Era ainda criança e já era um devoto ao Mártir São Sebastião na minha aldeia raiana, Bismula (Sabugal), onde existe uma Irmandade cujo patrono é esse Santo. Não havia povoação que não tivesse irmãos pertencentes a essa Irmandade com mais de dois séculos de existência.
Como escrevi em diversas crónicas, o culto a São Sebastião era e é naqueles territórios raianos de uma devoção geral, assim como acontece no nosso país, na Europa e nas Américas, principalmente no Brasil, sendo padroeiro do Rio de Janeiro.
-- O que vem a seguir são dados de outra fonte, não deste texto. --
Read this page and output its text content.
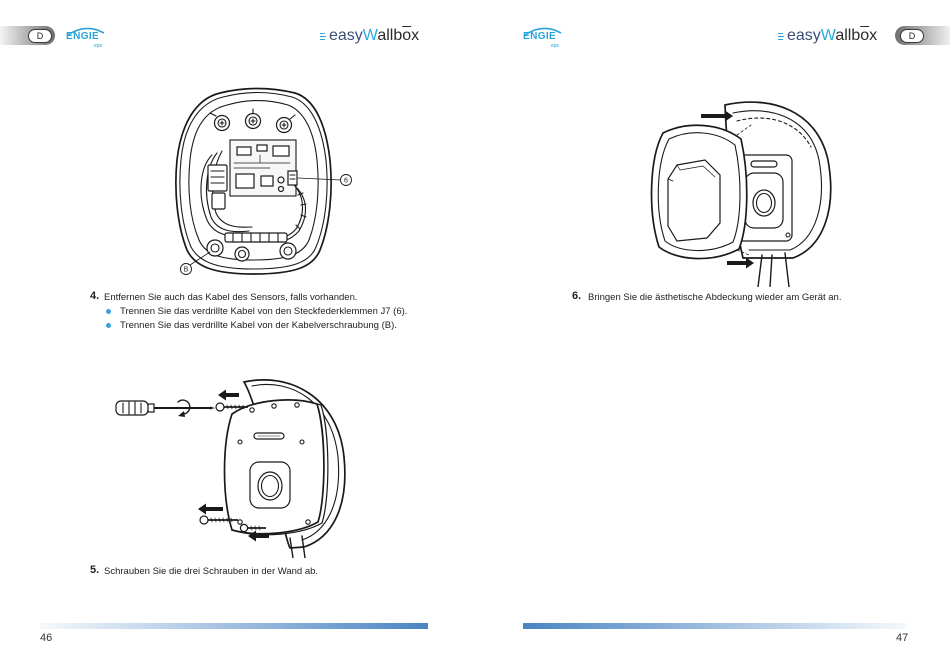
D	ENGIE
eps
$easyWallb\overline{o}x$
6
B
4. Entfernen Sie auch das Kabel des Sensors, falls vorhanden.
Trennen Sie das verdrillte Kabel von den Steckfederklemmen J7 (6).
Trennen Sie das verdrillte Kabel von der Kabelverschraubung (B).
5. Schrauben Sie die drei Schrauben in der Wand ab.
46
ENGIE
eps
$easyWallb\overline{o}x$	D
6. Bringen Sie die ästhetische Abdeckung wieder am Gerät an.
47
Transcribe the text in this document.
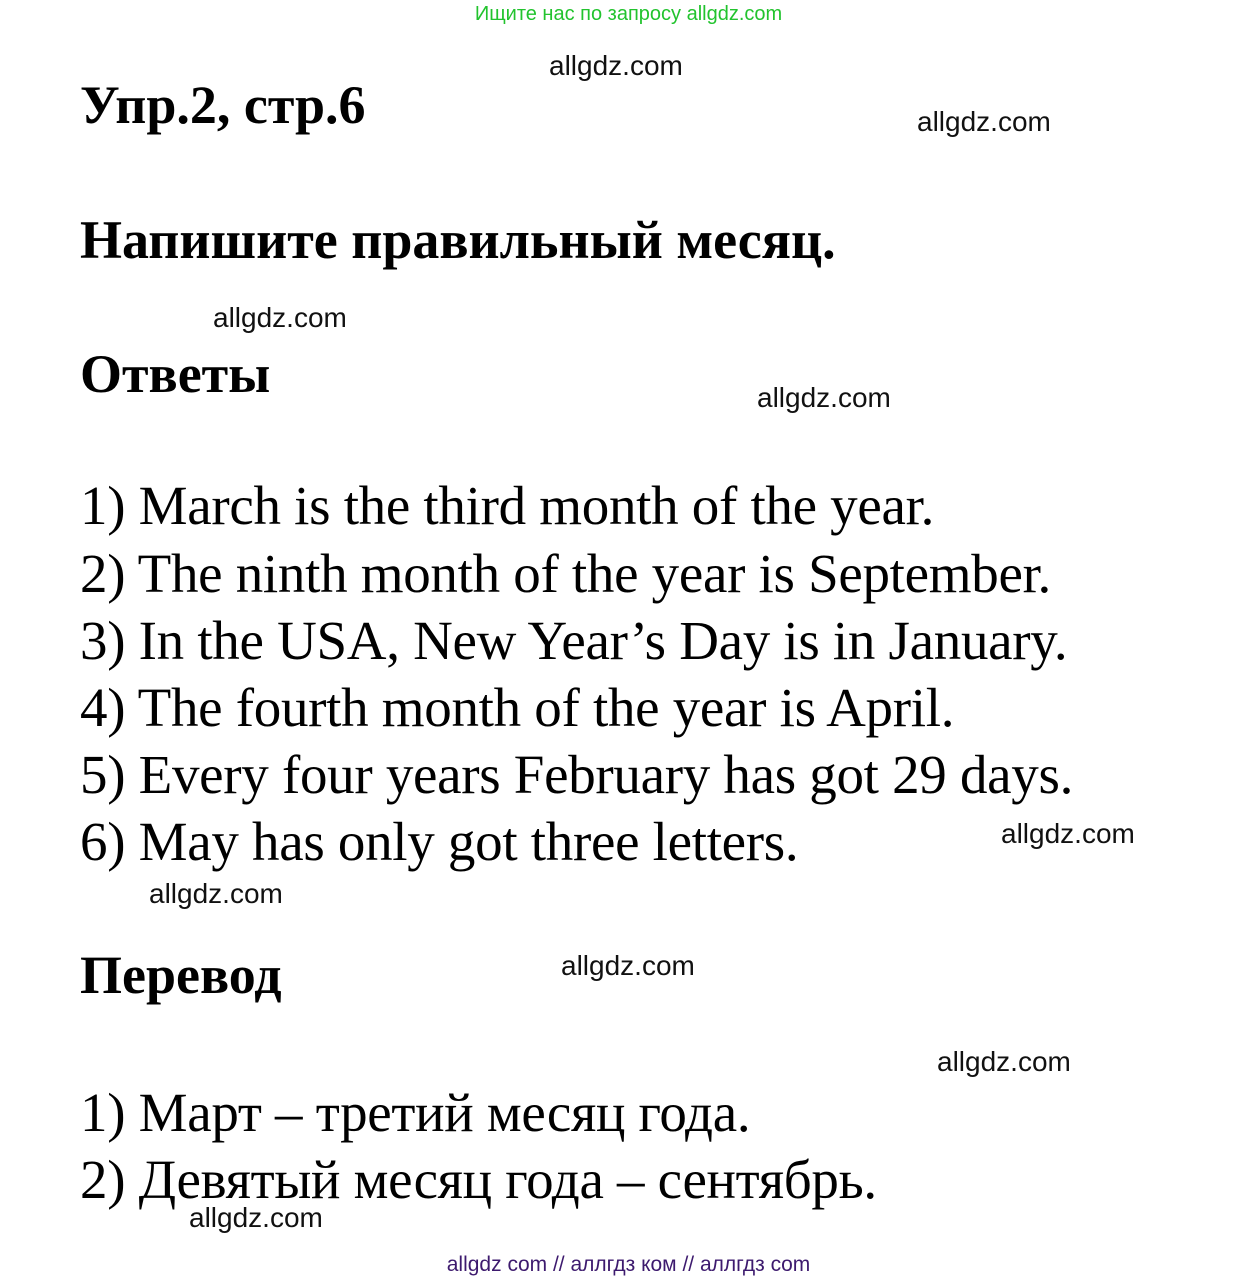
Ищите нас по запросу allgdz.com
Упр.2, стр.6
Напишите правильный месяц.
Ответы
1) March is the third month of the year.
2) The ninth month of the year is September.
3) In the USA, New Year’s Day is in January.
4) The fourth month of the year is April.
5) Every four years February has got 29 days.
6) May has only got three letters.
Перевод
1) Март – третий месяц года.
2) Девятый месяц года – сентябрь.
allgdz.com
allgdz.com
allgdz.com
allgdz.com
allgdz.com
allgdz.com
allgdz.com
allgdz.com
allgdz.com
allgdz com // аллгдз ком // аллгдз com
A tão vasta extensão do culto, dizem alguns entendidos nestas matérias, deve-se a um jovem soldado martirizado por ser cristão e a sua iconografia representa quase sempre um homem desnudado, cravejado de setas, preso a um tronco. Por vezes aproxima-se de um Cristo Crucificado, onde também intervêm duas mulheres, semelhantes às que estariam no Calvário, e a São Sebastião é atribuído o milagre de salvar vidas, sobretudo durante a peste que assolou Portugal, estabelecendo-se ainda um paralelismo com o Rei D. Sebastião, nascido na mesma data.
O concelho do Fundão tem actualmente trinta e sete lugares de culto, em capelas e igrejas, algumas destruídas, e com as suas imagens distribuídas por várias igrejas paroquiais. São muitas as festividades no concelho do Fundão, com maior destaque para o Escarigo, de que é padroeiro, Póvoa de Atalaia, Janeiro de Cima, Fatela, Soalheira… Na cidade do Fundão, Diamantino Gonçalves apresenta-nos documentos, datados de 5 e 6 de Setembro de 1936, que comprovam, que já se realizariam há muito as Festas em Honra de São Sebastião, e com um vasto programa. Também nas décadas de quarenta e cinquenta do século passado se faziam procissões da Capela para a Igreja Matriz, «onde eram benzidos tabuleiros com pão e distribuídos pelos seus fiéis».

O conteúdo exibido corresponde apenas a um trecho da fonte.